Its crypto stash is equally massive: around 58 million Solana tokens valued near $12.4 billion, nearly 900 million SUI tokens worth $2.9 billion, over 200,000 Bitcoin worth $2.3 billion, and hundreds of millions of XRP and Ethereum. Even after three years of legal battles and asset sales, the estate reportedly holds $1.7 billion in cash and another $345 million in stablecoins.
The SBF narrative argues that FTX’s sudden collapse was not the result of insolvency but a temporary funding shortfall caused by rapid withdrawals. The team claims the exchange was days away from restoring normal operations when its legal counsel intervened and filed for bankruptcy protection.
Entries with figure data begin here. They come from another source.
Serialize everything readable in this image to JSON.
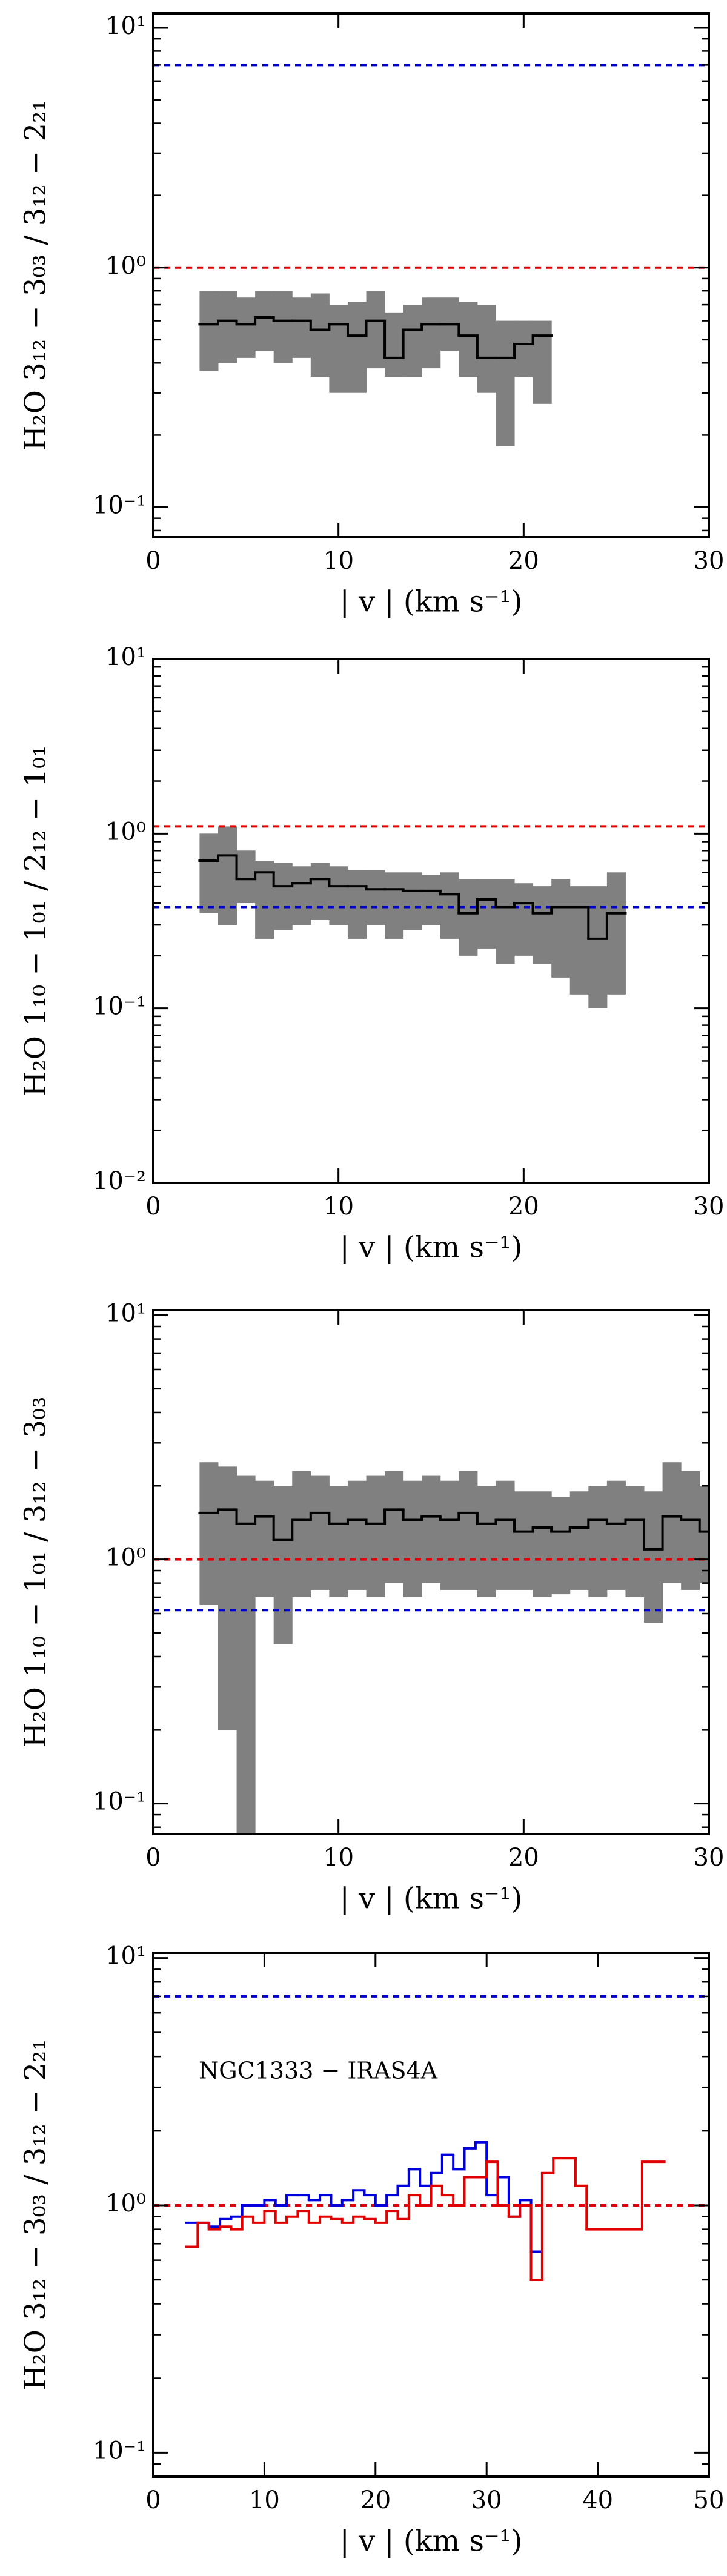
{
  "chart_data": [
    {
      "type": "line",
      "log_y": true,
      "ylabel": "H₂O 3₁₂ − 3₀₃ / 3₁₂ − 2₂₁",
      "xlabel": "| v | (km s⁻¹)",
      "xlim": [
        0,
        30
      ],
      "xticks": [
        0,
        10,
        20,
        30
      ],
      "ylim": [
        0.075,
        11.5
      ],
      "yticks": [
        {
          "value": 0.1,
          "label": "10⁻¹"
        },
        {
          "value": 1,
          "label": "10⁰"
        },
        {
          "value": 10,
          "label": "10¹"
        }
      ],
      "hlines": [
        {
          "value": 7,
          "color": "#0000cc"
        },
        {
          "value": 1,
          "color": "#e00000"
        }
      ],
      "series": [
        {
          "color": "#000000",
          "bins": [
            2.5,
            3.5,
            4.5,
            5.5,
            6.5,
            7.5,
            8.5,
            9.5,
            10.5,
            11.5,
            12.5,
            13.5,
            14.5,
            15.5,
            16.5,
            17.5,
            18.5,
            19.5,
            20.5,
            21.5
          ],
          "values": [
            0.58,
            0.6,
            0.58,
            0.62,
            0.6,
            0.6,
            0.55,
            0.58,
            0.52,
            0.6,
            0.42,
            0.55,
            0.58,
            0.58,
            0.52,
            0.42,
            0.42,
            0.48,
            0.52
          ],
          "band": {
            "color": "#808080",
            "lower": [
              0.37,
              0.4,
              0.42,
              0.45,
              0.4,
              0.42,
              0.35,
              0.3,
              0.3,
              0.38,
              0.35,
              0.35,
              0.38,
              0.45,
              0.35,
              0.3,
              0.18,
              0.35,
              0.27
            ],
            "upper": [
              0.8,
              0.8,
              0.75,
              0.8,
              0.8,
              0.75,
              0.78,
              0.7,
              0.72,
              0.8,
              0.65,
              0.7,
              0.75,
              0.75,
              0.72,
              0.7,
              0.6,
              0.6,
              0.6
            ]
          }
        }
      ]
    },
    {
      "type": "line",
      "log_y": true,
      "ylabel": "H₂O 1₁₀ − 1₀₁ / 2₁₂ − 1₀₁",
      "xlabel": "| v | (km s⁻¹)",
      "xlim": [
        0,
        30
      ],
      "xticks": [
        0,
        10,
        20,
        30
      ],
      "ylim": [
        0.01,
        10
      ],
      "yticks": [
        {
          "value": 0.01,
          "label": "10⁻²"
        },
        {
          "value": 0.1,
          "label": "10⁻¹"
        },
        {
          "value": 1,
          "label": "10⁰"
        },
        {
          "value": 10,
          "label": "10¹"
        }
      ],
      "hlines": [
        {
          "value": 1.1,
          "color": "#e00000"
        },
        {
          "value": 0.38,
          "color": "#0000cc"
        }
      ],
      "series": [
        {
          "color": "#000000",
          "bins": [
            2.5,
            3.5,
            4.5,
            5.5,
            6.5,
            7.5,
            8.5,
            9.5,
            10.5,
            11.5,
            12.5,
            13.5,
            14.5,
            15.5,
            16.5,
            17.5,
            18.5,
            19.5,
            20.5,
            21.5,
            22.5,
            23.5,
            24.5,
            25.5
          ],
          "values": [
            0.7,
            0.75,
            0.55,
            0.6,
            0.5,
            0.52,
            0.55,
            0.5,
            0.5,
            0.48,
            0.48,
            0.47,
            0.47,
            0.45,
            0.35,
            0.42,
            0.38,
            0.4,
            0.35,
            0.38,
            0.38,
            0.25,
            0.35
          ],
          "band": {
            "color": "#808080",
            "lower": [
              0.35,
              0.3,
              0.4,
              0.25,
              0.28,
              0.3,
              0.32,
              0.3,
              0.25,
              0.3,
              0.25,
              0.28,
              0.3,
              0.25,
              0.2,
              0.22,
              0.18,
              0.2,
              0.18,
              0.15,
              0.12,
              0.1,
              0.12
            ],
            "upper": [
              1.0,
              1.1,
              0.8,
              0.7,
              0.68,
              0.65,
              0.68,
              0.65,
              0.62,
              0.62,
              0.6,
              0.6,
              0.58,
              0.6,
              0.55,
              0.55,
              0.55,
              0.52,
              0.5,
              0.55,
              0.5,
              0.5,
              0.6
            ]
          }
        }
      ]
    },
    {
      "type": "line",
      "log_y": true,
      "ylabel": "H₂O 1₁₀ − 1₀₁ / 3₁₂ − 3₀₃",
      "xlabel": "| v | (km s⁻¹)",
      "xlim": [
        0,
        30
      ],
      "xticks": [
        0,
        10,
        20,
        30
      ],
      "ylim": [
        0.075,
        10.5
      ],
      "yticks": [
        {
          "value": 0.1,
          "label": "10⁻¹"
        },
        {
          "value": 1,
          "label": "10⁰"
        },
        {
          "value": 10,
          "label": "10¹"
        }
      ],
      "hlines": [
        {
          "value": 1,
          "color": "#e00000"
        },
        {
          "value": 0.62,
          "color": "#0000cc"
        }
      ],
      "series": [
        {
          "color": "#000000",
          "bins": [
            2.5,
            3.5,
            4.5,
            5.5,
            6.5,
            7.5,
            8.5,
            9.5,
            10.5,
            11.5,
            12.5,
            13.5,
            14.5,
            15.5,
            16.5,
            17.5,
            18.5,
            19.5,
            20.5,
            21.5,
            22.5,
            23.5,
            24.5,
            25.5,
            26.5,
            27.5,
            28.5,
            29.5,
            30
          ],
          "values": [
            1.55,
            1.6,
            1.4,
            1.5,
            1.2,
            1.45,
            1.55,
            1.4,
            1.45,
            1.4,
            1.6,
            1.45,
            1.5,
            1.45,
            1.55,
            1.4,
            1.45,
            1.3,
            1.35,
            1.3,
            1.35,
            1.45,
            1.4,
            1.45,
            1.1,
            1.5,
            1.45,
            1.3
          ],
          "band": {
            "color": "#808080",
            "lower": [
              0.65,
              0.2,
              0.05,
              0.7,
              0.45,
              0.7,
              0.75,
              0.7,
              0.75,
              0.7,
              0.8,
              0.7,
              0.8,
              0.75,
              0.75,
              0.7,
              0.75,
              0.75,
              0.7,
              0.72,
              0.75,
              0.7,
              0.75,
              0.7,
              0.55,
              0.8,
              0.75,
              0.8
            ],
            "upper": [
              2.5,
              2.4,
              2.2,
              2.1,
              2.0,
              2.3,
              2.2,
              2.0,
              2.1,
              2.2,
              2.3,
              2.1,
              2.2,
              2.1,
              2.3,
              2.0,
              2.1,
              1.9,
              1.9,
              1.8,
              1.9,
              2.0,
              2.1,
              2.0,
              1.9,
              2.5,
              2.3,
              2.0
            ]
          }
        }
      ]
    },
    {
      "type": "line",
      "log_y": true,
      "ylabel": "H₂O 3₁₂ − 3₀₃ / 3₁₂ − 2₂₁",
      "xlabel": "| v | (km s⁻¹)",
      "annotation": "NGC1333 − IRAS4A",
      "xlim": [
        0,
        50
      ],
      "xticks": [
        0,
        10,
        20,
        30,
        40,
        50
      ],
      "ylim": [
        0.08,
        10.5
      ],
      "yticks": [
        {
          "value": 0.1,
          "label": "10⁻¹"
        },
        {
          "value": 1,
          "label": "10⁰"
        },
        {
          "value": 10,
          "label": "10¹"
        }
      ],
      "hlines": [
        {
          "value": 7,
          "color": "#0000cc"
        },
        {
          "value": 1,
          "color": "#e00000"
        }
      ],
      "series": [
        {
          "color": "#0000dd",
          "bins": [
            3,
            4,
            5,
            6,
            7,
            8,
            9,
            10,
            11,
            12,
            13,
            14,
            15,
            16,
            17,
            18,
            19,
            20,
            21,
            22,
            23,
            24,
            25,
            26,
            27,
            28,
            29,
            30,
            31,
            32,
            33,
            34,
            35
          ],
          "values": [
            0.85,
            0.85,
            0.82,
            0.88,
            0.9,
            1.0,
            1.0,
            1.05,
            1.0,
            1.1,
            1.1,
            1.05,
            1.1,
            1.0,
            1.05,
            1.15,
            1.1,
            1.0,
            1.1,
            1.2,
            1.4,
            1.2,
            1.35,
            1.6,
            1.4,
            1.7,
            1.8,
            1.1,
            1.3,
            0.9,
            1.05,
            0.65
          ]
        },
        {
          "color": "#e00000",
          "bins": [
            3,
            4,
            5,
            6,
            7,
            8,
            9,
            10,
            11,
            12,
            13,
            14,
            15,
            16,
            17,
            18,
            19,
            20,
            21,
            22,
            23,
            24,
            25,
            26,
            27,
            28,
            29,
            30,
            31,
            32,
            33,
            34,
            35,
            36,
            38,
            39,
            44,
            46
          ],
          "values": [
            0.68,
            0.85,
            0.8,
            0.82,
            0.8,
            0.9,
            0.85,
            0.95,
            0.85,
            0.9,
            0.95,
            0.85,
            0.9,
            0.88,
            0.85,
            0.9,
            0.88,
            0.85,
            0.95,
            0.88,
            1.1,
            1.0,
            1.2,
            1.1,
            1.0,
            1.3,
            1.3,
            1.5,
            1.0,
            0.9,
            1.0,
            0.5,
            1.35,
            1.55,
            1.2,
            0.8,
            1.5
          ]
        }
      ]
    }
  ]
}
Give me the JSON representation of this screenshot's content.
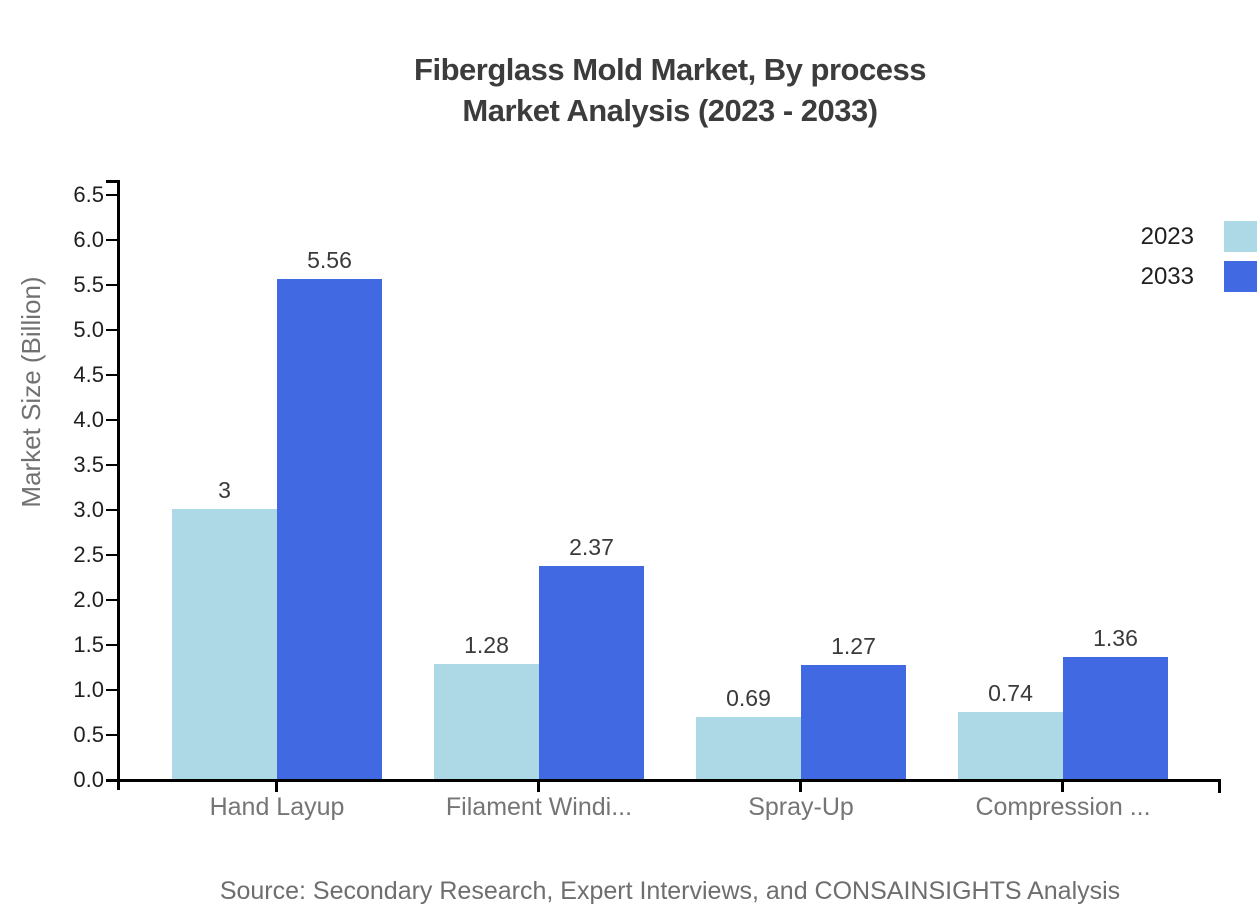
{
  "title": {
    "line1": "Fiberglass Mold Market, By process",
    "line2": "Market Analysis (2023 - 2033)"
  },
  "source": "Source: Secondary Research, Expert Interviews, and CONSAINSIGHTS Analysis",
  "legend": {
    "items": [
      {
        "label": "2023",
        "color": "#add8e6"
      },
      {
        "label": "2033",
        "color": "#4169e1"
      }
    ]
  },
  "colors": {
    "series_2023": "#add8e6",
    "series_2033": "#4169e1",
    "axis": "#000000",
    "title_text": "#3c3c3c",
    "muted_text": "#717171",
    "tick_text": "#1f1f1f",
    "value_text": "#3a3a3a"
  },
  "chart_data": {
    "type": "bar",
    "title": "Fiberglass Mold Market, By process Market Analysis (2023 - 2033)",
    "categories": [
      "Hand Layup",
      "Filament Windi...",
      "Spray-Up",
      "Compression ..."
    ],
    "series": [
      {
        "name": "2023",
        "color": "#add8e6",
        "values": [
          3,
          1.28,
          0.69,
          0.74
        ],
        "labels": [
          "3",
          "1.28",
          "0.69",
          "0.74"
        ]
      },
      {
        "name": "2033",
        "color": "#4169e1",
        "values": [
          5.56,
          2.37,
          1.27,
          1.36
        ],
        "labels": [
          "5.56",
          "2.37",
          "1.27",
          "1.36"
        ]
      }
    ],
    "xlabel": "",
    "ylabel": "Market Size (Billion)",
    "ylim": [
      0,
      6.5
    ],
    "ytick_step": 0.5,
    "yticks": [
      "0.0",
      "0.5",
      "1.0",
      "1.5",
      "2.0",
      "2.5",
      "3.0",
      "3.5",
      "4.0",
      "4.5",
      "5.0",
      "5.5",
      "6.0",
      "6.5"
    ],
    "grid": false,
    "legend_position": "top-right"
  }
}
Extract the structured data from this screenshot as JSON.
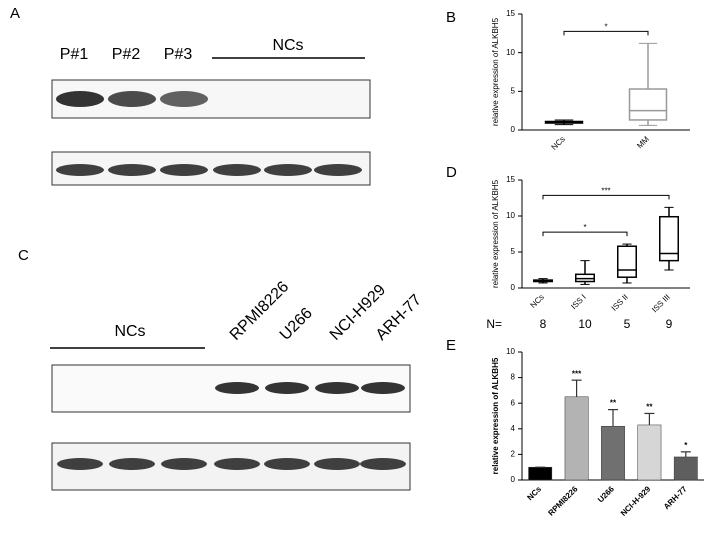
{
  "panels": [
    "A",
    "B",
    "C",
    "D",
    "E"
  ],
  "blot_a": {
    "lanes": [
      "P#1",
      "P#2",
      "P#3"
    ],
    "group": "NCs"
  },
  "blot_c": {
    "lanes": [
      "RPMI8226",
      "U266",
      "NCI-H929",
      "ARH-77"
    ],
    "group": "NCs"
  },
  "chart_data": [
    {
      "type": "box",
      "y_label": "relative expression of ALKBH5",
      "categories": [
        "NCs",
        "MM"
      ],
      "boxes": [
        {
          "min": 0.7,
          "q1": 0.9,
          "median": 1.0,
          "q3": 1.1,
          "max": 1.3,
          "color": "#000000"
        },
        {
          "min": 0.6,
          "q1": 1.3,
          "median": 2.5,
          "q3": 5.3,
          "max": 11.2,
          "color": "#999999"
        }
      ],
      "ylim": [
        0,
        15
      ],
      "yticks": [
        0,
        5,
        10,
        15
      ],
      "annotations": [
        {
          "label": "*",
          "categories": [
            "NCs",
            "MM"
          ]
        }
      ]
    },
    {
      "type": "box",
      "y_label": "relative expression of ALKBH5",
      "categories": [
        "NCs",
        "ISS I",
        "ISS II",
        "ISS III"
      ],
      "boxes": [
        {
          "min": 0.7,
          "q1": 0.9,
          "median": 1.0,
          "q3": 1.1,
          "max": 1.3,
          "color": "#000000"
        },
        {
          "min": 0.5,
          "q1": 0.9,
          "median": 1.3,
          "q3": 1.9,
          "max": 3.8,
          "color": "#000000"
        },
        {
          "min": 0.7,
          "q1": 1.5,
          "median": 2.5,
          "q3": 5.8,
          "max": 6.1,
          "color": "#000000"
        },
        {
          "min": 2.5,
          "q1": 3.8,
          "median": 4.8,
          "q3": 9.9,
          "max": 11.2,
          "color": "#000000"
        }
      ],
      "ylim": [
        0,
        15
      ],
      "yticks": [
        0,
        5,
        10,
        15
      ],
      "annotations": [
        {
          "label": "*",
          "categories": [
            "NCs",
            "ISS II"
          ]
        },
        {
          "label": "***",
          "categories": [
            "NCs",
            "ISS III"
          ]
        }
      ],
      "n_row": {
        "label": "N=",
        "values": [
          8,
          10,
          5,
          9
        ]
      }
    },
    {
      "type": "bar",
      "y_label": "relative expression of ALKBH5",
      "categories": [
        "NCs",
        "RPMI8226",
        "U266",
        "NCI-H-929",
        "ARH-77"
      ],
      "values": [
        1,
        6.5,
        4.2,
        4.3,
        1.8
      ],
      "errors": [
        0,
        1.3,
        1.3,
        0.9,
        0.4
      ],
      "colors": [
        "#000000",
        "#b3b3b3",
        "#707070",
        "#d6d6d6",
        "#5e5e5e"
      ],
      "significance": [
        null,
        "***",
        "**",
        "**",
        "*"
      ],
      "ylim": [
        0,
        10
      ],
      "yticks": [
        0,
        2,
        4,
        6,
        8,
        10
      ]
    }
  ]
}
Mistrust Lingers Across Crypto Circles
If the SBF camp hoped the release would inspire sympathy, the opposite seems to have happened. Crypto veterans flooded social media to condemn the attempt to “rewrite history,” calling it another self-serving maneuver from a man already convicted of fraud.
The renewed discussion has also taken a political turn. Some supporters of Donald Trump — who recently pardoned Binance founder Changpeng Zhao — speculated whether Bankman-Fried might receive similar treatment. The connection drew more scrutiny when users highlighted that the same firm, Sullivan & Cromwell LLP, was involved in both FTX’s bankruptcy proceedings and Trump’s court cases earlier this year.
Yet, among most crypto users, the sentiment is clear: no amount of accounting revisions will erase the damage done. FTX may appear solvent on paper today, but its implosion still stands as one of the most devastating collapses in crypto history — and for many, no spreadsheet will change that.